The scrawny boy from the steps sat on a corner stool, eating a bowl of stew. Lila realized she was hungry—that is to say, hungrier than usual, Lila hadn’t felt full in years—but she was tired, too, and relieved to find that the call of her bones to bed was louder than that of her stomach to table. Besides, she hadn’t retrieved the coins. She had the silver, of course, but she had to save it if she was ever going to get out of this tavern, out of this city. Lila knew too well how the cycle went, thieves stealing only enough to stay thieves.
She had no intention of contenting herself to such meager victories. And now that she’d been made—she cursed the thought of three street rats discovering what three dozen constables hadn’t, that their wanted man wasn’t a man at all—stealing would only get harder. She needed larger scores, and she needed them soon.
Her stomach growled, and she knew Barron would give her something for nothing if she could bring herself to ask for it, but she couldn’t. She wouldn’t.
Lila Bard might have been a thief but she wasn’t a beggar.
And when she left—and she would—she had every intention of leaving behind the coin she owed him, down to the last farthing. She set off up the stairs.

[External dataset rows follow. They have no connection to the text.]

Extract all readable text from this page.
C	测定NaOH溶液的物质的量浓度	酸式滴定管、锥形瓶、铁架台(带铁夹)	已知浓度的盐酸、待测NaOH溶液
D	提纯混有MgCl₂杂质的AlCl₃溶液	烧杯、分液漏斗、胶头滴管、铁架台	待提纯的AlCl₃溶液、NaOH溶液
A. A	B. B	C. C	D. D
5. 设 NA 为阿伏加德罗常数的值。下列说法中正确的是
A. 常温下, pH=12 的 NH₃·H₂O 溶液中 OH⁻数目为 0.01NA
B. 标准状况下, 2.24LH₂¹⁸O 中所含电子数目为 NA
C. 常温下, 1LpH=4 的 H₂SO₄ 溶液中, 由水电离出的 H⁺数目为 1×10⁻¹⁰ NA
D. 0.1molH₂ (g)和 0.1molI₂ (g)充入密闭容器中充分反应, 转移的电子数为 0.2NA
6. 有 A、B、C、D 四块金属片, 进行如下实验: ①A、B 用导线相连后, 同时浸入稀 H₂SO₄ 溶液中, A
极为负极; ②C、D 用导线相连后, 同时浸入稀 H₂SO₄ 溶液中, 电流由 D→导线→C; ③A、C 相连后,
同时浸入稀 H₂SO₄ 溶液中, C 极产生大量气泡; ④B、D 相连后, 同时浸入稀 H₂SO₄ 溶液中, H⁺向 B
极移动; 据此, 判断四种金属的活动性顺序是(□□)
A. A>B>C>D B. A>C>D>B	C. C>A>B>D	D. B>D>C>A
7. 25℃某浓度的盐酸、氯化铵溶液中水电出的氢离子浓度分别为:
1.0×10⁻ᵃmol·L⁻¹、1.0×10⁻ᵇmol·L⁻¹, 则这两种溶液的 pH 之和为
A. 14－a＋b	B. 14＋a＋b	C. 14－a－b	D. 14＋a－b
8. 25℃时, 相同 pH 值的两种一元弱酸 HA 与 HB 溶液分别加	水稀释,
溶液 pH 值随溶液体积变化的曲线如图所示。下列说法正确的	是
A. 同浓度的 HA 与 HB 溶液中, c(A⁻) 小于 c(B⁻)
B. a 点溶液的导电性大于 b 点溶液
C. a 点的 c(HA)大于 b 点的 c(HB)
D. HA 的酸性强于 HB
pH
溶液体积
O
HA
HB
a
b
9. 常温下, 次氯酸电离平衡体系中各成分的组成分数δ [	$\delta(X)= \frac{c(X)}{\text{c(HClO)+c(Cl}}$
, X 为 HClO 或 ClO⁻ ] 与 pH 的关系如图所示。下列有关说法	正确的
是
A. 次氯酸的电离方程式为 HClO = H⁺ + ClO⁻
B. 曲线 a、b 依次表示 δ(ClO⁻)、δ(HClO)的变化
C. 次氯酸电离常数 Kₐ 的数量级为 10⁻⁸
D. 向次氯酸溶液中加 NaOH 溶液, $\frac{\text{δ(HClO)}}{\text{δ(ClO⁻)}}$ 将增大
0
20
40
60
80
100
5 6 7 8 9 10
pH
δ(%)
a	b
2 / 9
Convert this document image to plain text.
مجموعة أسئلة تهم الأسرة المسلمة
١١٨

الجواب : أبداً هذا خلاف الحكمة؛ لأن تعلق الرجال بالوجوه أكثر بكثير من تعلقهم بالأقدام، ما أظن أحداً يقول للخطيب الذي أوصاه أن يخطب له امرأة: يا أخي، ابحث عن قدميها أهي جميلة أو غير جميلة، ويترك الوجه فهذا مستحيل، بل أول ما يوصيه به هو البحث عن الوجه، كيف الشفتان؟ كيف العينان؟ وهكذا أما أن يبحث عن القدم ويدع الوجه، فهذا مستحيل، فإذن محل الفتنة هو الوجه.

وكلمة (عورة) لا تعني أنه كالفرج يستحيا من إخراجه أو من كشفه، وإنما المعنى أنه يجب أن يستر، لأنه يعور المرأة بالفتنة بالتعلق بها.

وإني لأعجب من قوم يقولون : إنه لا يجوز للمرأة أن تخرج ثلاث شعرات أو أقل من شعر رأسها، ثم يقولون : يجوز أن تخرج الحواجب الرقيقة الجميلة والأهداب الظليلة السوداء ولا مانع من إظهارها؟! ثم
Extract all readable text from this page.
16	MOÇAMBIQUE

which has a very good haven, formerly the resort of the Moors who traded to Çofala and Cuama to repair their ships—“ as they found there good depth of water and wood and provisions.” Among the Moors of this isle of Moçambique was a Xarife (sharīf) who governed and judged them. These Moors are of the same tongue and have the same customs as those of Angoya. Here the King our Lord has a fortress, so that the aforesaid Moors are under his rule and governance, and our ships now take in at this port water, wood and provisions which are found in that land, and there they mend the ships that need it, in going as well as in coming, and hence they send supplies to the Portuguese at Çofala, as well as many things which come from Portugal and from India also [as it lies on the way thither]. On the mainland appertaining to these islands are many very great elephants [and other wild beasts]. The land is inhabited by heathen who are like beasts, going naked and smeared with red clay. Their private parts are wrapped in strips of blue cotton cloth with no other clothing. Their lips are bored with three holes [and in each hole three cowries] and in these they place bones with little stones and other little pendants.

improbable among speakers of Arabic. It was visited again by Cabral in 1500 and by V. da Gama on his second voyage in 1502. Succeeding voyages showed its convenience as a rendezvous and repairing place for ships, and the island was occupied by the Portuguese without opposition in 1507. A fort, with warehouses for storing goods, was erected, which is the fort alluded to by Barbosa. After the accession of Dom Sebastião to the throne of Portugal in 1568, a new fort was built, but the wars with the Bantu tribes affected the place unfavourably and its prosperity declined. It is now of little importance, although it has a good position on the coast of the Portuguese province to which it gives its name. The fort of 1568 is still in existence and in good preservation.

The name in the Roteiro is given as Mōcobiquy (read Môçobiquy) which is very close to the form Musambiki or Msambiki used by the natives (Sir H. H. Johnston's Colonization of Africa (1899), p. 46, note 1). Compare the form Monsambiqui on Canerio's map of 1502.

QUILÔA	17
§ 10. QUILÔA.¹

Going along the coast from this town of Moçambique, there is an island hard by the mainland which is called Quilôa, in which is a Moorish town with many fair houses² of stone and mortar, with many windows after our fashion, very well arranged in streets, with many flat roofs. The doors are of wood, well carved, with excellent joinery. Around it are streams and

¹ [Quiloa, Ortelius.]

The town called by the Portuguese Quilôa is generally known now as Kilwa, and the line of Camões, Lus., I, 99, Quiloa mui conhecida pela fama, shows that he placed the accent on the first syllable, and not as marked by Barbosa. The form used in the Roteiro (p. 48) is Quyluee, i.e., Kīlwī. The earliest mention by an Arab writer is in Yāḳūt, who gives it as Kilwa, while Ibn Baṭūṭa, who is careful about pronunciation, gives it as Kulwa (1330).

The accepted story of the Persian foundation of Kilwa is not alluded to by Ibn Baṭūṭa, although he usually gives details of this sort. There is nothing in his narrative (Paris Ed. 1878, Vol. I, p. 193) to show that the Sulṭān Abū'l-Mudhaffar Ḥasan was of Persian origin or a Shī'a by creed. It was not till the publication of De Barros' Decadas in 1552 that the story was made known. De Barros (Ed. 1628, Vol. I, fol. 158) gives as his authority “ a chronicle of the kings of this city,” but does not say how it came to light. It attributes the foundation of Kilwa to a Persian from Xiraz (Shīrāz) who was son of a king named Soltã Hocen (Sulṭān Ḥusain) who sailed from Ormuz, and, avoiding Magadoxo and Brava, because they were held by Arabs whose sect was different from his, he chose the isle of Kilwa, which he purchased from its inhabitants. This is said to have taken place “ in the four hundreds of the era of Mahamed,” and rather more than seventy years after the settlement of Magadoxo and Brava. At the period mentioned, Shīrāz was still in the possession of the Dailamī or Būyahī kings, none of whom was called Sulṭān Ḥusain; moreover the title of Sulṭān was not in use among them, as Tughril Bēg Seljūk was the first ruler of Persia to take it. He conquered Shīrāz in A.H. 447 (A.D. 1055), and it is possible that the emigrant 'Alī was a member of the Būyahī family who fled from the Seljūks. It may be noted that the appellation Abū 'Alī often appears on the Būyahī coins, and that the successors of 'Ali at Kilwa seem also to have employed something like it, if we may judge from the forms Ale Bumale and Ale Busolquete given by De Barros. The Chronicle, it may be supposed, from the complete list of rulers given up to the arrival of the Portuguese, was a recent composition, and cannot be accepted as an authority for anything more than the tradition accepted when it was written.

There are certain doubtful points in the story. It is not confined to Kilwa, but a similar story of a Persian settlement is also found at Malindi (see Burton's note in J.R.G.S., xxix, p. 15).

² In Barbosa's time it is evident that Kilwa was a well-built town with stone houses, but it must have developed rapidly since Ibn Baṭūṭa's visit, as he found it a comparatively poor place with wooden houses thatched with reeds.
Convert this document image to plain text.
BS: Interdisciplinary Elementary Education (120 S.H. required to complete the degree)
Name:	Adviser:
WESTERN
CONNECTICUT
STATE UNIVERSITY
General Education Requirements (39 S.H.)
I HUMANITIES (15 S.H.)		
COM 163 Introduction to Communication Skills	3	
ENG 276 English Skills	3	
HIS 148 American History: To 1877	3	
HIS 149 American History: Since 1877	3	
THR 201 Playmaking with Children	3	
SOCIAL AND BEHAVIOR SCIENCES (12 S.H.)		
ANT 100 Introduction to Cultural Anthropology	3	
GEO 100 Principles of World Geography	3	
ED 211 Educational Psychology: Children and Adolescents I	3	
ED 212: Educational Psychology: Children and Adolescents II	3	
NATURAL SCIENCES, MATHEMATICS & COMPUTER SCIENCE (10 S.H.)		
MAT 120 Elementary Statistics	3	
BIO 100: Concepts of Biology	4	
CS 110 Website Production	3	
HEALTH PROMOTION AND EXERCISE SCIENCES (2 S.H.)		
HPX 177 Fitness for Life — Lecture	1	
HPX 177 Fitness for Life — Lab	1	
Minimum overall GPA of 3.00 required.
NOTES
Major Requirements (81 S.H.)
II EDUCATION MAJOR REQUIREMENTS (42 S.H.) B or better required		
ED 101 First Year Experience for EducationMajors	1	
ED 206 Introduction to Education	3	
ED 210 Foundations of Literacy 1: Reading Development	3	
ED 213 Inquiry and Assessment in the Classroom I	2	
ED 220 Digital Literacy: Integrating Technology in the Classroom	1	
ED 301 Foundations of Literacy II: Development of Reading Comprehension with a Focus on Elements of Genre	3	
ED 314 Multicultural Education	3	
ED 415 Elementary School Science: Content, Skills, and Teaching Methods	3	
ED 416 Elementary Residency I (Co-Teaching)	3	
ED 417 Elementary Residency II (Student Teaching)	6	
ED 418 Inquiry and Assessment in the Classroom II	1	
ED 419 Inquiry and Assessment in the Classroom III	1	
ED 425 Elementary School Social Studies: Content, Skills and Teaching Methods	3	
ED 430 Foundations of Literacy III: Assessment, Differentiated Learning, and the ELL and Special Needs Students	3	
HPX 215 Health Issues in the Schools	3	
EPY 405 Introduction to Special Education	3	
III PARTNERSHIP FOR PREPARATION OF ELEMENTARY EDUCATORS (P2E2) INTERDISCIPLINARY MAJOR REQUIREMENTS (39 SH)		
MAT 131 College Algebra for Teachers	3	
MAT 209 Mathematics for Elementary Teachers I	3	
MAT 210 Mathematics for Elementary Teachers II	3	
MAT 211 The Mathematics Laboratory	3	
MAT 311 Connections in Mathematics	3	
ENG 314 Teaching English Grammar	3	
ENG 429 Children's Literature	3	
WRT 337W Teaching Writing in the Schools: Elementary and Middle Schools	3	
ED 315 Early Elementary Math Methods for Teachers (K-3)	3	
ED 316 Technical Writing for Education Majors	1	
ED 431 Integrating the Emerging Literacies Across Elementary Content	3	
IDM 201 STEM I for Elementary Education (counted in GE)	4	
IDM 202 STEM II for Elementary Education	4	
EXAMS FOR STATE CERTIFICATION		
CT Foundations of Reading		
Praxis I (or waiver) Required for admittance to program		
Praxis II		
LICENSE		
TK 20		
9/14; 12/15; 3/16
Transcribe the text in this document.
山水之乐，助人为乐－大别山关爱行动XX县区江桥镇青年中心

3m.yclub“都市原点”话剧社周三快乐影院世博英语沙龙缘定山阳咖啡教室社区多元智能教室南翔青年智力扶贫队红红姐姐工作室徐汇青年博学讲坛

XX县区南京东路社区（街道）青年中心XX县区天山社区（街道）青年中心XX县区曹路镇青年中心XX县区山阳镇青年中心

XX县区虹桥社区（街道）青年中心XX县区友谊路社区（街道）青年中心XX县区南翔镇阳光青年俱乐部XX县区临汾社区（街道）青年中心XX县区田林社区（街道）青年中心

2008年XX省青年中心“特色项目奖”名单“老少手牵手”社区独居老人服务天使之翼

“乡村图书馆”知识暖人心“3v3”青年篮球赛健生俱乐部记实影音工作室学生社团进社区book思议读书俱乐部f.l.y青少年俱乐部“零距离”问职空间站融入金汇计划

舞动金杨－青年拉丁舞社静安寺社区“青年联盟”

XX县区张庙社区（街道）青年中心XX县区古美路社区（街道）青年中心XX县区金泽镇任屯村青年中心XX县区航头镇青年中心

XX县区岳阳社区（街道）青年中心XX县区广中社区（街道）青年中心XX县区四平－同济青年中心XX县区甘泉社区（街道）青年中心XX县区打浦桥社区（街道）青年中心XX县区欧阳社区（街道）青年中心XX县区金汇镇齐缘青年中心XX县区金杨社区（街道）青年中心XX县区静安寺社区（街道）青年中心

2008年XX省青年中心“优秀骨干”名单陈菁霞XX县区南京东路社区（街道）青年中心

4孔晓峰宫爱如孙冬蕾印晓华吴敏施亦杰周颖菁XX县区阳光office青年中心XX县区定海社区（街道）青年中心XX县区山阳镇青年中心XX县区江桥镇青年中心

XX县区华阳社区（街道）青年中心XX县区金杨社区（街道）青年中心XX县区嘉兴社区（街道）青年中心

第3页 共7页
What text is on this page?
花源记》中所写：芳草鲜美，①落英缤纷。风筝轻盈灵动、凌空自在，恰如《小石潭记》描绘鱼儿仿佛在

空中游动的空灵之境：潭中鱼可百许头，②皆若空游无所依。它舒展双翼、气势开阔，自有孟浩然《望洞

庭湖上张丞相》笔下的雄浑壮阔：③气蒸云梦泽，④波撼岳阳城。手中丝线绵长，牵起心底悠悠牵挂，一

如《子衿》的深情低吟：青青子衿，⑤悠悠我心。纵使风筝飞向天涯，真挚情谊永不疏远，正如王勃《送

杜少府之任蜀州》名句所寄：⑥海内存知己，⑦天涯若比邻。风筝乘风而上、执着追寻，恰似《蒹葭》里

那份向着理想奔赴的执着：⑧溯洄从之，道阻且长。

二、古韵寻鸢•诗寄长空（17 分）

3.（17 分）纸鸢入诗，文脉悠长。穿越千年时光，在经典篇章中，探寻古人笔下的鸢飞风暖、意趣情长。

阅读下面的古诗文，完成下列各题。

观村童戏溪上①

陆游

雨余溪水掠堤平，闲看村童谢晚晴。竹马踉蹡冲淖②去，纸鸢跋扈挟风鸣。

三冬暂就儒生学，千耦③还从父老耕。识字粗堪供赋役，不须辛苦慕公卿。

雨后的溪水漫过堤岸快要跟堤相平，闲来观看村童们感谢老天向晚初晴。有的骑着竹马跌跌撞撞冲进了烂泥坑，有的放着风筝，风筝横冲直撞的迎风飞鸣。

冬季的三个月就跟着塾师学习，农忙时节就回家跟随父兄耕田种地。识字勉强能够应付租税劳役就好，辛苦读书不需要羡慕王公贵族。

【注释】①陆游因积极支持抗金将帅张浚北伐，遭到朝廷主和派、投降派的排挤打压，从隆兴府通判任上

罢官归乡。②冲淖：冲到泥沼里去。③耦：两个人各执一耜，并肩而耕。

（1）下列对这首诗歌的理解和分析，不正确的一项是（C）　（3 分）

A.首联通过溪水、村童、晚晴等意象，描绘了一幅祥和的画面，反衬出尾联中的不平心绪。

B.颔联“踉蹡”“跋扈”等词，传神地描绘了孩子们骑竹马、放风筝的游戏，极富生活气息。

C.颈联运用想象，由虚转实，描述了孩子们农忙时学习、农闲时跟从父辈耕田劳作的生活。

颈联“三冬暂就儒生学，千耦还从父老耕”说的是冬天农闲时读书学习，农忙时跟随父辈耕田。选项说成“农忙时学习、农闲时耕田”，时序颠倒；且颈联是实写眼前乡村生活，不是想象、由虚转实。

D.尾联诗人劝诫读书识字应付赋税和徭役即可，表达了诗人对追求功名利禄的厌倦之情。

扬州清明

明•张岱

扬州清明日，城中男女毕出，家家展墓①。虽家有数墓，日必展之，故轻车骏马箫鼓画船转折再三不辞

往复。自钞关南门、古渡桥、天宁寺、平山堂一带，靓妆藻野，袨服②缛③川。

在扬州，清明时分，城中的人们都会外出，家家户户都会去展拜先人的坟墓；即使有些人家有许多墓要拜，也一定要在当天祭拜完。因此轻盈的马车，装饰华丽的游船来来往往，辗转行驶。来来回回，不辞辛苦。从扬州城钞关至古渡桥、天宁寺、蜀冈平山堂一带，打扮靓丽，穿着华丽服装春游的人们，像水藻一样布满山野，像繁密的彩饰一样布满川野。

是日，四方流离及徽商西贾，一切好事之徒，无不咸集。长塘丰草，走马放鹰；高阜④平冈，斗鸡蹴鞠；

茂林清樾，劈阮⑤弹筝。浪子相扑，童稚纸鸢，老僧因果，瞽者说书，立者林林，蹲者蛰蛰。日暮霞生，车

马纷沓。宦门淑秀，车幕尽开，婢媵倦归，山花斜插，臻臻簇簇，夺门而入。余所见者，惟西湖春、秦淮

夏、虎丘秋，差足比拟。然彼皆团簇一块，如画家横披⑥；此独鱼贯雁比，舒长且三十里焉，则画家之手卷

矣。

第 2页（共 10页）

At the top of the narrow steps stood a little landing with a green door. She remembered slamming that same door, shoving past Barron and down the steps, leaving only a tantrum in her wake. She remembered the fight—she’d stolen from a patron, and Barron had put her to task for it. What was worse, he’d wanted rent but barred her from paying him room and board with any “borrowed” coin. He’d wanted only honest money, and she had no way to get it, so he’d offered to pay her to help him run the tavern. She’d shot him down. Saying yes would have meant staying, and staying would have meant settling. In the end it’d been easier to hang the place and run. Not away, Lila had told herself. No, Lila had been running toward something. Something better. And even if she hadn’t reached it yet, she would.